Loving kindness in and through us is said to be a byproduct of doing this.
Second, the neuroscientists tell us to:
Consciously take in beauty and encouragement multiple times a day.
However terrible your brain tells you you--and your circumstances--are, take time to notice encouragements or beauty to get between the synapses of the trigger and your negative response.
You might enjoy praying Psalms regularly.
The idea in praying Psalms in this way is to turn off your critical faculties--you’re not there to assess the Psalms--since many were written by the warrior King David, some of them can seem pretty war-like, which is easy to wonder about as we read them critically.
But for three thousand years, people have been learning to pray through the full range of human circumstances and emotions by just very slowly praying through them without judgment, as if they were your words and seeing how they feel. And then often going back and praying the Psalm in question even more slowly.
Grace and I talk most days about the power of some Psalm we’ve prayed that day. They often encourage us at a deep level that God sees us and loves us and is actively working for our good.
And some Psalms directly challenge our poor self-image in ways that can be powerful if we pray through them in this slow, contemplative way. Consider, for instance, Psalm 26.
Declare me innocent, O Lord,
for I have acted with integrity;
I have trusted in the Lord without wavering.
Put me on trial, Lord, and cross-examine me.
Test my motives and my heart.
For I am always aware of your unfailing love,
and I have lived according to your truth.
Notice and enjoy encouraging music.
Finally, Saint Paul, in Philippians 4, has this tip along these lines:
Having done all this, when you pray, pray with thanksgiving, as if God is hearing and answering the heart of your prayer and is meeting your needs right now as well.
Some time later in Appaloosa, Viggo Mortenson’s character revisits his opening narration--I’m hoping in ways that don’t spoil the plot in case you’re motivated to take a look at this decent Western. Here’s how he loops back to it.
[Narration starts at 4:02 and goes to 4:34.]

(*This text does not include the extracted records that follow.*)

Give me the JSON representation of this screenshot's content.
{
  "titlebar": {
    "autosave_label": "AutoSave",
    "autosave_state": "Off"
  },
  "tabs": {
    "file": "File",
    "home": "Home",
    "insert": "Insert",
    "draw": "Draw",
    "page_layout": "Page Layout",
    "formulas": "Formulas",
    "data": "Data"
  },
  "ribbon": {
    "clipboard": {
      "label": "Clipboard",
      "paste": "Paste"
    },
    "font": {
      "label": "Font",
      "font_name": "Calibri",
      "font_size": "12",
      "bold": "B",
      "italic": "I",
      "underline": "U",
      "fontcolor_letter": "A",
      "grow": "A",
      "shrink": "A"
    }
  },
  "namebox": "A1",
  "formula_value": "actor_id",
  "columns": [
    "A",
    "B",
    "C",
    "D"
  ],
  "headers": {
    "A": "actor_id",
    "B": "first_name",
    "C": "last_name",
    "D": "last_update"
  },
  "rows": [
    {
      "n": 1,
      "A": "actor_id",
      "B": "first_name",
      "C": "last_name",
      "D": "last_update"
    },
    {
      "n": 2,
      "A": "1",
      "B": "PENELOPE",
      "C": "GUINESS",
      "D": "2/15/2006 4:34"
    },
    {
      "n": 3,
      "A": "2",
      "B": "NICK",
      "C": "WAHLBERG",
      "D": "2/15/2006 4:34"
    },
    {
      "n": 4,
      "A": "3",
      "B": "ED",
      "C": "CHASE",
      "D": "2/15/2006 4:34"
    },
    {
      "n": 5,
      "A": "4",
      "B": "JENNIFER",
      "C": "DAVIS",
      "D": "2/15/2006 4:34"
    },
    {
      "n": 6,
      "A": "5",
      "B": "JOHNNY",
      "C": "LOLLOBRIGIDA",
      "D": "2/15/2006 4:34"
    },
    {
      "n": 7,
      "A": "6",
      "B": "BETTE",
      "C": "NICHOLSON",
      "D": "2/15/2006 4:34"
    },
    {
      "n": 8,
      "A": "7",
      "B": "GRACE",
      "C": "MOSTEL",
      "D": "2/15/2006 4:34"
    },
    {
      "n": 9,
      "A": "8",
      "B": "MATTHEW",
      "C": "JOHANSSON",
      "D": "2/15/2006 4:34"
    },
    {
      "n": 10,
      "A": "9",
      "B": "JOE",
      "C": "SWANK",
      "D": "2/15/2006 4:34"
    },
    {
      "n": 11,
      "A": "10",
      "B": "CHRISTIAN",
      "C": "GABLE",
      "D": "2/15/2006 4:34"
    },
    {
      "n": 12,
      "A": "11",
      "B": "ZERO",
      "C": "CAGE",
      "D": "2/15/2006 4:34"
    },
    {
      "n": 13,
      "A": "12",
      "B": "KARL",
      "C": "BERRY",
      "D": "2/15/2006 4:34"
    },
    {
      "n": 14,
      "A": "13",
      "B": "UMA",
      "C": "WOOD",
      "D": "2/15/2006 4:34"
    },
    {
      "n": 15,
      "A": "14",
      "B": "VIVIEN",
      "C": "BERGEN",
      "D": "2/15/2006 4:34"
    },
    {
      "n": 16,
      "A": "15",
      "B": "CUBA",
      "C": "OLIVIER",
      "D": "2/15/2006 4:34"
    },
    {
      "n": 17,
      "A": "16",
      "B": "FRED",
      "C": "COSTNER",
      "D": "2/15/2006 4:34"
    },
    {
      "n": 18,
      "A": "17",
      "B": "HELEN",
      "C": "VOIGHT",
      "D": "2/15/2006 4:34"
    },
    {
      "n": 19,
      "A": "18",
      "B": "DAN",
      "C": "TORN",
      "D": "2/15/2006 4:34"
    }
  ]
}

You and I might in fact be terrible in the ways our thoughts sometimes insist we are. And the world might be stacked against us. But what the mystics realize after awhile is that it doesn’t matter and that, with diligent spiritual practice, increasingly those thoughts just sort of fade out of their consciousness as loving kindness takes its place.
Yes, we’ll face uncertain times, but we’ll do it with a loving God guiding us and with an open heart as we go. And it turns out there’s a lot of strength and possibilities that accompany us on that particular ride.